I'm looking at the space of all real sequences who's sum absolutely converges, with the inner product $\langle a, b\rangle=\Sigma_{k=1}^{\infty} a_{k}b_{k}$ . On this space, I define the linear functional that maps any sequence to its sum.

It's pretty easy to see that the functional could hypothetically by represented as an inner product with the sequence: $(b_{n})=(1, 1, 1,...)$. But because this sequence is not a part of the vector space, the inner product is not defined on it.

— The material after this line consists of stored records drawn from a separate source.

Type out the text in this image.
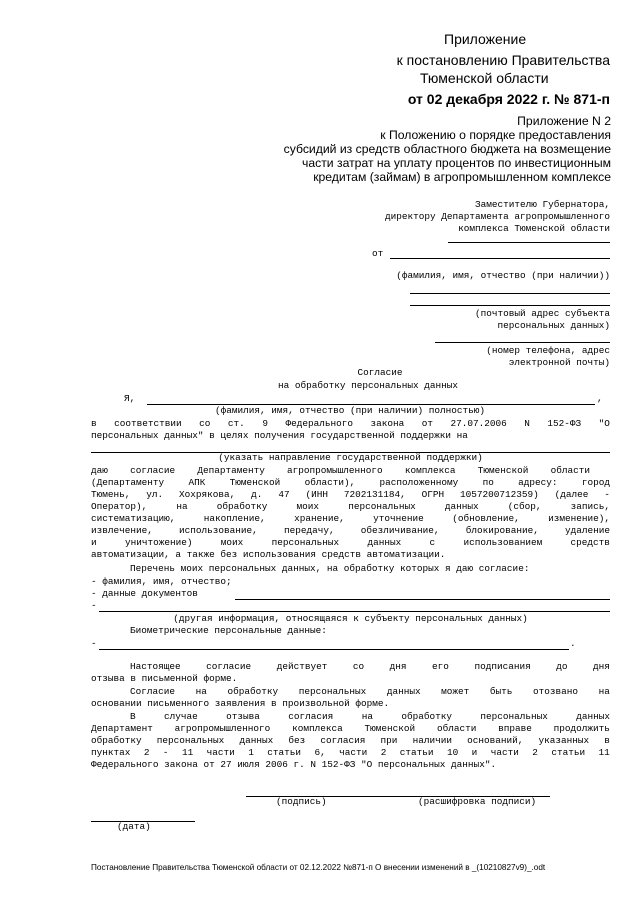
Приложение
к постановлению Правительства
Тюменской области
от 02 декабря 2022 г. № 871-п
Приложение N 2
к Положению о порядке предоставления
субсидий из средств областного бюджета на возмещение
части затрат на уплату процентов по инвестиционным
кредитам (займам) в агропромышленном комплексе
Заместителю Губернатора,
директору Департамента агропромышленного
комплекса Тюменской области
от
(фамилия, имя, отчество (при наличии))
(почтовый адрес субъекта
персональных данных)
(номер телефона, адрес
электронной почты)
Согласие
на обработку персональных данных
Я,	,
(фамилия, имя, отчество (при наличии) полностью)
в соответствии со ст. 9 Федерального закона от 27.07.2006 N 152-ФЗ "О
персональных данных" в целях получения государственной поддержки на
(указать направление государственной поддержки)
даю согласие Департаменту агропромышленного комплекса Тюменской области
(Департаменту	АПК	Тюменской	области),	расположенному	по	адресу:	город
Тюмень, ул. Хохрякова, д. 47 (ИНН 7202131184, ОГРН 1057200712359) (далее -
Оператор),	на	обработку	моих	персональных	данных	(сбор,	запись,
систематизацию,	накопление,	хранение,	уточнение	(обновление,	изменение),
извлечение,	использование,	передачу,	обезличивание,	блокирование,	удаление
и	уничтожение)	моих	персональных	данных	с	использованием	средств
автоматизации, а также без использования средств автоматизации.
Перечень моих персональных данных, на обработку которых я даю согласие:
- фамилия, имя, отчество;
- данные документов
-
(другая информация, относящаяся к субъекту персональных данных)
Биометрические персональные данные:
-	.
Настоящее	согласие	действует	со	дня	его	подписания	до	дня
отзыва в письменной форме.
Согласие на обработку персональных данных может быть отозвано на
основании письменного заявления в произвольной форме.
В	случае	отзыва	согласия	на	обработку	персональных	данных
Департамент агропромышленного комплекса Тюменской области вправе продолжить
обработку персональных данных без согласия при наличии оснований, указанных в
пунктах 2 - 11 части 1 статьи 6, части 2 статьи 10 и части 2 статьи 11
Федерального закона от 27 июля 2006 г. N 152-ФЗ "О персональных данных".
(подпись)	(расшифровка подписи)
(дата)
Постановление Правительства Тюменской области от 02.12.2022 №871-п О внесении изменений в _(10210827v9)_.odt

Do you think this example is correct? If it is, how would you prove that there can't be some other vector that can represent this functional? I'm completely new to this world of content, so any feedback would be appreciated (namely, if I made some mistake, please explain where it is and if there's a way to get around it somehow by changing parts of the example).

Thanks in advance!

Answer 1

Yes, it's correct. To prove this functional can't be represented by any other vector, consider what the functional does to $e_j$ which has $1$ in position $j$ and $0$ everywhere else.

Answer 2

It is true that $f : \ell^1 \to \mathbb{R}$ given by $f(x_i)_i = \sum_{i=1}^\infty x_i$ cannot be represented by scalar multiplication with a vector $\ell^1$, and that the only candidate is $(1, 1, \ldots )$.

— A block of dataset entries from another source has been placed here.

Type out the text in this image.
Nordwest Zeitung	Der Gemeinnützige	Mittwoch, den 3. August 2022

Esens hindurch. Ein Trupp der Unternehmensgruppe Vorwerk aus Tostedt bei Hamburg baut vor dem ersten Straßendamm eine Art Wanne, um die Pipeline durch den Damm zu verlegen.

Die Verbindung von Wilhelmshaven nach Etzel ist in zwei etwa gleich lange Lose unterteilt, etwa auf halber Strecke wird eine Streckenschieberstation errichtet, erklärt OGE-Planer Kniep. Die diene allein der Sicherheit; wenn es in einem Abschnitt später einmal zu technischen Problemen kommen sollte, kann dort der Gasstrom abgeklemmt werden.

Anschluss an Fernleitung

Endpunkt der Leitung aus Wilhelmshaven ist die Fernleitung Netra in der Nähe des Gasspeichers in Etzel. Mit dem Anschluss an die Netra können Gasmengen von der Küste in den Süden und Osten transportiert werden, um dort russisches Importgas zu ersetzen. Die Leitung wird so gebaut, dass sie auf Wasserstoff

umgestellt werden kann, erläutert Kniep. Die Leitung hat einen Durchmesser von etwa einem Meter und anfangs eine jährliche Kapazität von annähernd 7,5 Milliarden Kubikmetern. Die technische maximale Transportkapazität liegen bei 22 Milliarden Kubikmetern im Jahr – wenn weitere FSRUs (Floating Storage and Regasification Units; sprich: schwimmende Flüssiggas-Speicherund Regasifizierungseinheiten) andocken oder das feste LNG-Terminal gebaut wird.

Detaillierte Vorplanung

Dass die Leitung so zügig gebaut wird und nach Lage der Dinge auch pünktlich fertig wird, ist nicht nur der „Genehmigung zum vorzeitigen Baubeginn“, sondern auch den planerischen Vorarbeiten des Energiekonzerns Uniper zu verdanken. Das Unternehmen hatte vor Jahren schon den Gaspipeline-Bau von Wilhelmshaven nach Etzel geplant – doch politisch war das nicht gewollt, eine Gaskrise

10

However, this example isn't as interesting because $f$ isn't a bounded linear functional on $\ell^1$ in the first place (remember, you're looking at $\ell^1$ equipped with the $\ell^2$ norm!).

Consider $x_n = \left(1, \frac12, \ldots, \frac1n, 0,0, \ldots\right) \in \ell^1$. We have $\|x_n\|_2 = \sum_{i=1}^n \frac1{i^2} \le \frac{\pi^2}6$ but $|f(x_n)| = \sum_{i=1}^n \frac1i$ which is unbounded as $n \to \infty$.

The Riesz representation theorem claims nothing about unbounded functionals.